Sync, Security and Backups

When you have only one computer, you don't really think about data. You dump everything you have on your hard disk and then call it a day. After few years, either the hard disk is full or it has gone corrupt and then it is the time you start thinking about your data, storage needs and backups. I have lost my data a few times, none of which were due to hardware failure. During my first years with computers(I warn against doing this), I experimented on my personal data which were mostly images.

However I did not realize the need of backup even after that incident because no hardware has failed me. I now have two laptops, of which one is provided by my employing company. Now my data is divided in two different devices. I want all my data to be in sync so that it is readily available to me at all times but don't want to be worrying about my data in case of loss due to theft, hardware failure or exit from my company. All my data is full-disk encrypted so there is no need to worry about the data being accessible to anyone unless there is direct threat from state-level actors.

For Backups, I have two laptops and when synced perfectly, I won't lose much data in case any one device fails. Now I need to find a good solution for the sync.

Available Sync Solutions

Syncthing

Syncthing is a wonderful solution which I have used for more than six months. It works fine, unless I start giving it unreasonable amount of data which is hundreds of GBs. It starts consuming Gigabytes of memory and starts to take resources away from the system. I wouldn't mind giving it hundreds of MBs of memory but GBs is asking too much. And I don't fault syncthing for it, even though it could do better. Any part of the filesystem could change at any time and Syncthing needs to watch for changes in the whole filesystem. Some kind of append only log of events that have happended in a file tree would greatly reduce the complexity and resource requirements of the project.

Rsync

Rsync seems to be suggested frequently in forums I visit but I have not tried it yet. Rsync seems to be proper solution for backups and is said to be very efficient according to the testimonials. However, the need for a central server(publicly accessible IP address) seems to be a limitation. Both my devices would be behind NAT and hence I can't really expect Rsync to work.

Wireguard VPN

Wireguard is the next gen VPN driver that is being included in the Linux Kernel. It is said to be the best piece of VPN code available and I am hopeful about it. When Wireguard comes around, it will let me create a Virtual Private Network of devices that will be accessible to each other as if they were present in same LAN. That will simplify my needs drastically. However, it also suffers from the same problem as Rsync. It needs a central signalling server so that all the peers can discover each other. While I understand the need for the signalling server, it might be better if the endpoint could be an URI, more specifically a Decentralized Identifiers like Bitcoin address or anything like that. Such protocols will be driven by Distributed Hash Table and hence will not need a rendezvous servers for any network, except of course the bootstrapping servers for DHT. But we could use any public bootstrapping servers and hence a dedicated VPN server is not required for my use case.

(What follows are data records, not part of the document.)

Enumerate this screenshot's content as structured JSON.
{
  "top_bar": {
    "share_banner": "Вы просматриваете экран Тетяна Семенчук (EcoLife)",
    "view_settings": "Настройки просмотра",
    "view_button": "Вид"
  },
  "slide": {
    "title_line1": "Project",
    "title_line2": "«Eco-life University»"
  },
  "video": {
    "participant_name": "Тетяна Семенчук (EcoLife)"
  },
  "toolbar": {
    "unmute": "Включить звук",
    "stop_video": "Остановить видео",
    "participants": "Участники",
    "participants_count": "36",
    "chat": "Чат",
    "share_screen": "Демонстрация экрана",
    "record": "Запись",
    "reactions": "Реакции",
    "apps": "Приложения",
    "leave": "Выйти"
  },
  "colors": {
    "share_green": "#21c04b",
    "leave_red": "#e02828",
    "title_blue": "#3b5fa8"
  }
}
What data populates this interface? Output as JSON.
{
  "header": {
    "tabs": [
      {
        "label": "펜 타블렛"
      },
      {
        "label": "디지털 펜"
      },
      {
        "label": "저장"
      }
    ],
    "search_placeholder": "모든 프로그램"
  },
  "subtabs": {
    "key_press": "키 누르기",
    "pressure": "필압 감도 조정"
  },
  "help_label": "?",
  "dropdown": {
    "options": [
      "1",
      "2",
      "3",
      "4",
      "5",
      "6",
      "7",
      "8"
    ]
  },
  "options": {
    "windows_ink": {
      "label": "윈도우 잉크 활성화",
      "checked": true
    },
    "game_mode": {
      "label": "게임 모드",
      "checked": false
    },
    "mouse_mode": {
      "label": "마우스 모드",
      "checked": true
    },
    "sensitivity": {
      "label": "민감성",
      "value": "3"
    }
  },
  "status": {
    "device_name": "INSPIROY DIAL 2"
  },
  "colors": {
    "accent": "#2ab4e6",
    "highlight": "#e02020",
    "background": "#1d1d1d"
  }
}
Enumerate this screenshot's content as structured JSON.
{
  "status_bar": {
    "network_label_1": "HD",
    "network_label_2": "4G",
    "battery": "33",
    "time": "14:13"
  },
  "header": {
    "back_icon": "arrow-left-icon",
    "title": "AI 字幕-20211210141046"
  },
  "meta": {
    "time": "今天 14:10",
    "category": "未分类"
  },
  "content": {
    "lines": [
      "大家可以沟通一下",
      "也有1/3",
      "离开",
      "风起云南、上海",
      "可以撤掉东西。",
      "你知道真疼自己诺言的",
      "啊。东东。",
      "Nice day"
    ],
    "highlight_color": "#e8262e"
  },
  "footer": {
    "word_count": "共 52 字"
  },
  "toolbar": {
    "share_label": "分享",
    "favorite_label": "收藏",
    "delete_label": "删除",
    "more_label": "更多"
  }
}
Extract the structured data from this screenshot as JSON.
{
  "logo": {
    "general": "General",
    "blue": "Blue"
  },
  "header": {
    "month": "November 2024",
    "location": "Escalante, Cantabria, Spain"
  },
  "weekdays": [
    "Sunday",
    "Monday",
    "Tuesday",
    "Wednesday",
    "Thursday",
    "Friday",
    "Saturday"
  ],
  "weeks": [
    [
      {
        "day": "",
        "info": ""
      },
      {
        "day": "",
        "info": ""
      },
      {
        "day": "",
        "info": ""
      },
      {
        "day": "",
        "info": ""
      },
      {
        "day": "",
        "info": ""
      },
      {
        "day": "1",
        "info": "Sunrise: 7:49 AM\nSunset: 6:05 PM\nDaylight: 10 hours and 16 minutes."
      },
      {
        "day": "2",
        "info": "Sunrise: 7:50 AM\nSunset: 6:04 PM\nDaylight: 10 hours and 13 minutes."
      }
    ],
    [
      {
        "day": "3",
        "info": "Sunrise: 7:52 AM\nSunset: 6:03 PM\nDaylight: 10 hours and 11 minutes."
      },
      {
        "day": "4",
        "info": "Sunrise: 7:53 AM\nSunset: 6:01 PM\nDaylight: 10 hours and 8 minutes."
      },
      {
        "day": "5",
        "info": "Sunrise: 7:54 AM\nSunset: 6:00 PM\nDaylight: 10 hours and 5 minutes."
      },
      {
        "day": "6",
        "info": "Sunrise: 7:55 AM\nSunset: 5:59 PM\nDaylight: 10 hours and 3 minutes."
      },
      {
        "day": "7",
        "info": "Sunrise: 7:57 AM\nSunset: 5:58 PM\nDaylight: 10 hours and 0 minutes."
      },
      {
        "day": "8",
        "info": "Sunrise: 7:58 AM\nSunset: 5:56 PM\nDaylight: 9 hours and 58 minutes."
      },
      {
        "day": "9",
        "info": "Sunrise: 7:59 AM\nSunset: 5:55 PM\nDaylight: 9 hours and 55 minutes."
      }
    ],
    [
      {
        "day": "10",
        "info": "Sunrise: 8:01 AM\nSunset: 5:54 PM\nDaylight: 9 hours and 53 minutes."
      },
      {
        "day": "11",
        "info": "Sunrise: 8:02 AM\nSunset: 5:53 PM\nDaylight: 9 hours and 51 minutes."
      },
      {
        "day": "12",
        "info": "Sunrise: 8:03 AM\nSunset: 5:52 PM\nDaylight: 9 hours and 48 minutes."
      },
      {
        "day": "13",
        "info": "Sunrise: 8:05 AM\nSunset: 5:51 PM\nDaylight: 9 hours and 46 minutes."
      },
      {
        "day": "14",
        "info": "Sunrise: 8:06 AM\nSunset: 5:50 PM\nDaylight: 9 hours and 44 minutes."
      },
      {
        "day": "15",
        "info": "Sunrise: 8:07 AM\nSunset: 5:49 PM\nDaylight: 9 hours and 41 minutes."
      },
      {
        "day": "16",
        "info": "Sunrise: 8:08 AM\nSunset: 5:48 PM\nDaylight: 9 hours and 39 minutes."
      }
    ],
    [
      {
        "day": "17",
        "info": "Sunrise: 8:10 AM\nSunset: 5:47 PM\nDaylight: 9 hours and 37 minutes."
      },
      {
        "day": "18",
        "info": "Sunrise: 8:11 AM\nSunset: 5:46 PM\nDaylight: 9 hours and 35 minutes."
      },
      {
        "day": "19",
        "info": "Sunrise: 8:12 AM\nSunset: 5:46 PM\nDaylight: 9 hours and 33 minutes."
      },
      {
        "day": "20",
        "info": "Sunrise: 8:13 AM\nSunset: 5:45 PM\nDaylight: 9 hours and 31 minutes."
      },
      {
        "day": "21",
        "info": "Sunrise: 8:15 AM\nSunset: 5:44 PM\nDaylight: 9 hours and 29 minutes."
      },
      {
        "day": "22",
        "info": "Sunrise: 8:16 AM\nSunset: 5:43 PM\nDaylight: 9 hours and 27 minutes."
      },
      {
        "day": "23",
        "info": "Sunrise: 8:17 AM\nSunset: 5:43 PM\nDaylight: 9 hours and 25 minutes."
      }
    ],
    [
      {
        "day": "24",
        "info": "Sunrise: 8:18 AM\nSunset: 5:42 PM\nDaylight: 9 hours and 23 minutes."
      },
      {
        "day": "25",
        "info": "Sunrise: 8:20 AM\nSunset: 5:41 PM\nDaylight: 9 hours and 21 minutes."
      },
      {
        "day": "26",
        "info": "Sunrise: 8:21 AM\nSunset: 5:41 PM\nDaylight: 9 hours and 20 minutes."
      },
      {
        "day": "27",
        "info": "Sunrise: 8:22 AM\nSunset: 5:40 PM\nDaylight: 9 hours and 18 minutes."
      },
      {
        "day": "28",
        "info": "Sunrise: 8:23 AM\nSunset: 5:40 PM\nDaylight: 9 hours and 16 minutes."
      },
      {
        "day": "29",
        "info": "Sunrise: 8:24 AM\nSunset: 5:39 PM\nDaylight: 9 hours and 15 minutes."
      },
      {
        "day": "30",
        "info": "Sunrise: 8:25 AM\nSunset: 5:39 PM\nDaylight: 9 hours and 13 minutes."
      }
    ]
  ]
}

There are some projects which try to add peer-to-peer capability in the Wireguard interface. I can only hope for the best 🤞.

IPFS

In my personal opinion, IPFS is broad project that has failed to move beyond proof of concept. Routing in large network is still a problem and the IPFS node that I run on each device itself takes too much (hundreds of MBs) when it is sitting idle. I don't think it is viable yet.

Dat Project

Similar in goals to IPFS, Dat project has modular libraries that can be used independent of each other. It has successfully developed Beaker browser that works in terms of dats(archives). The project has moved beyond proof of concept and I think is going to win IPFS. Dat has a concept of history.

Creating a syncing library on top of Dat seems to be a good project for a weekend or two.

Security with LUKS

I think full disk encryption is the best solution available that is also the most easiest one. Hoever, in my current setup, my root filesystem is not encrypted(even if it is readonly due to it being rpm-ostree root). I will move forward with full disk encryption for all the data in near future when I go down for system maintenance, which can be as late as the next release of Fedora but not later. I think I will upgrade my current systems to LUKS2 too.

There is another project in the cooking: systemd-homed. This seems to solve many issues with data encryption. If I can find a proper solution to my softwares(which could include properly signed softwares only in the system root), I will go forward with systemd-homed.

Update 2020-01-31

I have now settled for tailscale due to its easy UX and my low requirements. I will keep an eye on wirehub as it seems to be the best alternative shall tailscale fail. However, I don't see that day coming yet. Seems like a good alternative to ZeroTier too.